Was the preference or the disadvantage undue?
- Pursuant to section 15(2) of the Regulations, once the applicant has demonstrated the existence of a preference or disadvantage, the burden of establishing that any preference or disadvantage is not undue is on the licensee that gives the preference or subjects the person to the disadvantage.
- To determine whether a preference or disadvantage is undue, the Commission considers whether the preference or disadvantage has had or is likely to have a material adverse impact on the complainant or on any other person. It also considers the impact the preference or disadvantage has had or is likely to have on the achievement of the objectives of the broadcasting policy for Canada set out in the Act.
Material adverse impact on Leclerc or any other person
- In its reply, the CBC indicated that CBVT-DT holds only 28% of the television market shares and that only 7% of the market’s television viewers are exclusive to CBVT DT. Leclerc did not question the BBM data and considered that those numbers represent an enormous potential of television viewers. The Commission is of the view that the CBC is not subjecting Leclerc to a material adverse impact by refusing to offer advertising opportunities since Leclerc has access to 72% of the local television advertising inventory by advertising on TVA and V and that it can therefore reach 93% of the television viewers in the market.
- In addition, the Commission notes that the advertising and media market of the city of Québec is large and well-developed, with various platforms. The Commission therefore considers that the impact of not providing advertising time for Leclerc’s stations on CBVT-DT is very limited given that the complainant has other options at its disposal to promote its radio stations, both on conventional television and on other platforms (for example, daily newspapers and the local digital media).
- In light of the above, the Commission considers that the CBC has demonstrated that Leclerc did not experience any material adverse impact as a result of its refusal to broadcast Leclerc’s advertising campaign on CBVT-DT.

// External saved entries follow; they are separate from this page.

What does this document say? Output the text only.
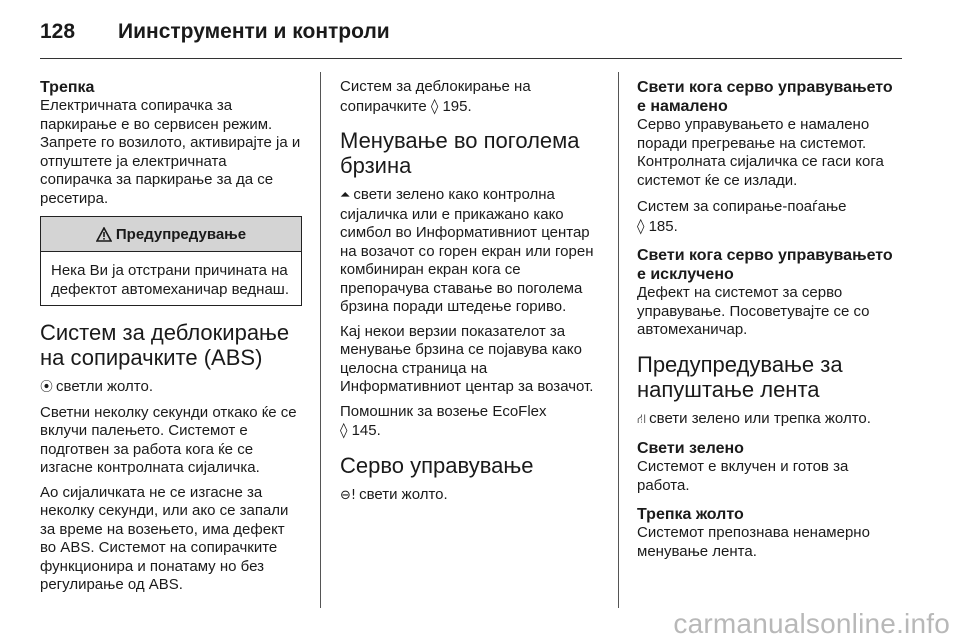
128	Иинструменти и контроли
Трепка

Електричната сопирачка за паркирање е во сервисен режим. Запрете го возилото, активирајте ја и отпуштете ја електричната сопирачка за паркирање за да се ресетира.

Предупредување
Нека Ви ја отстрани причината на дефектот автомеханичар веднаш.
Систем за деблокирање на сопирачките (ABS)

⦿ светли жолто.

Светни неколку секунди откако ќе се вклучи палењето. Системот е подготвен за работа кога ќе се изгасне контролната сијаличка.

Ао сијаличката не се изгасне за неколку секунди, или ако се запали за време на возењето, има дефект во ABS. Системот на сопирачките функционира и понатаму но без регулирање од ABS.

Систем за деблокирање на сопирачките ◊ 195.

Менување во поголема брзина

⏶ свети зелено како контролна сијаличка или е прикажано како симбол во Информативниот центар на возачот со горен екран или горен комбиниран екран кога се препорачува ставање во поголема брзина поради штедење гориво.

Кај некои верзии показателот за менување брзина се појавува како целосна страница на Информативниот центар за возачот.

Помошник за возење EcoFlex
◊ 145.

Серво управување

⊖! свети жолто.

Свети кога серво управувањето е намалено

Серво управувањето е намалено поради прегревање на системот. Контролната сијаличка се гаси кога системот ќе се излади.

Систем за сопирање-поаѓање
◊ 185.

Свети кога серво управувањето е исклучено

Дефект на системот за серво управување. Посоветувајте се со автомеханичар.

Предупредување за напуштање лента

⛙ свети зелено или трепка жолто.

Свети зелено

Системот е вклучен и готов за работа.

Трепка жолто

Системот препознава ненамерно менување лента.

carmanualsonline.info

- However, the Commission questions the true motives of the CBC, which continues to turn away a client that does not belong to a vertically integrated group on the grounds that it is in competition with its operations. The Commission takes this opportunity to suggest that the CBC focus less on viewing other players in Canada’s communications ecosystem as competitors and put more effort into fulfilling its public service mandate.
Impact on the achievement of the objectives of the Act
- Given the CBC’s arguments (particularly those set out in paragraphs 6 and 7 above), the Commission is of the view that the CBC has demonstrated that Leclerc’s claim that the CBC failed to meet the objectives of the Act when it refused to broadcast advertisements for Leclerc’s stations is unfounded.
- To find that the CBC acted in a manner contrary to the objective of “actively contribut[ing] to the flow and exchange of cultural expression” by refusing to broadcast advertisements for private radio stations whose programming also contributes to this objective would be excessive. Moreover, the Commission considers that the CBC’s refusal is not intended to limit the programming diversity of the Québec local market or any other objective of the Act that the Leclerc stations could potentially achieve.
- In light of the above, the Commission considers that Leclerc did not experience any material adverse impact and was not unduly restricted in achieving the objectives of the Act as a result of the CBC’s actions.
- In light of all of the above, theCommission finds that the Canadian Broadcasting Corporation gave itself preference and subjected Leclerc Communication inc. to a disadvantage, but that the preference and the disadvantage were not undue. Accordingly, the Commission dismisses Leclerc’s complaint.